A public funeral was held in Plano, Texas, on August 18, 2002, at 2:00 P.M. A DVD titled Sinema has since been released, chronicling his life. His lifelong dream was to buy his parents a house; the sales from Sinner fulfilled his dream posthumously.

Williams's microphone was given to Cristian Machado from Ill Niño. They were good friends, so Drowning Pool and Williams' family gave it to Machado as a token of respect after his death.

==Legacy==
The Dallas, Texas music community honored Williams and his legacy with a multi-venue music festival named "Stage Fest". Stage Fest was held in downtown Dallas' Deep Ellum district on August 14, 2007, the fifth anniversary of his death, and played in seven Deep Ellum venues including Club Dada, The Curtain Club, The Lizard Lounge, The Darkside Lounge, Red Blood Club, Reno's Chop Shop, and Tomcat's.
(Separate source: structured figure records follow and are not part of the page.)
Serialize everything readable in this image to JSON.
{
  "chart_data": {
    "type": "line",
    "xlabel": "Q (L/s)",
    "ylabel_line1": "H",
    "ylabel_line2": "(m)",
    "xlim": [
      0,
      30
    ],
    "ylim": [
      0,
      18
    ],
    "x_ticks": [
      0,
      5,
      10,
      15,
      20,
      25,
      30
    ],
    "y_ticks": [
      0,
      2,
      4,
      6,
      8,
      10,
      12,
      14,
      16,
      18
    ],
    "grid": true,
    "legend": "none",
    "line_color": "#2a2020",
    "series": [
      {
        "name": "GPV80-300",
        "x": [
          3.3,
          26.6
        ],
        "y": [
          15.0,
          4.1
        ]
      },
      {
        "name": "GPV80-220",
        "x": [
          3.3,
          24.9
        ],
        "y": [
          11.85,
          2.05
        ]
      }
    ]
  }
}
One of Williams's previous bands, Fugly, digitally released an album dedicated to him in 2008.

On August 14, 2012, the 10th anniversary of his death, Drowning Pool released the ballad "In Memory Of..." dedicated to him.

For the 13th anniversary of Sinner, Bicycle Music Company released previously unreleased footage of Dave Williams and his bandmates answering questions about music, movies, and the Sinner album via their YouTube channel.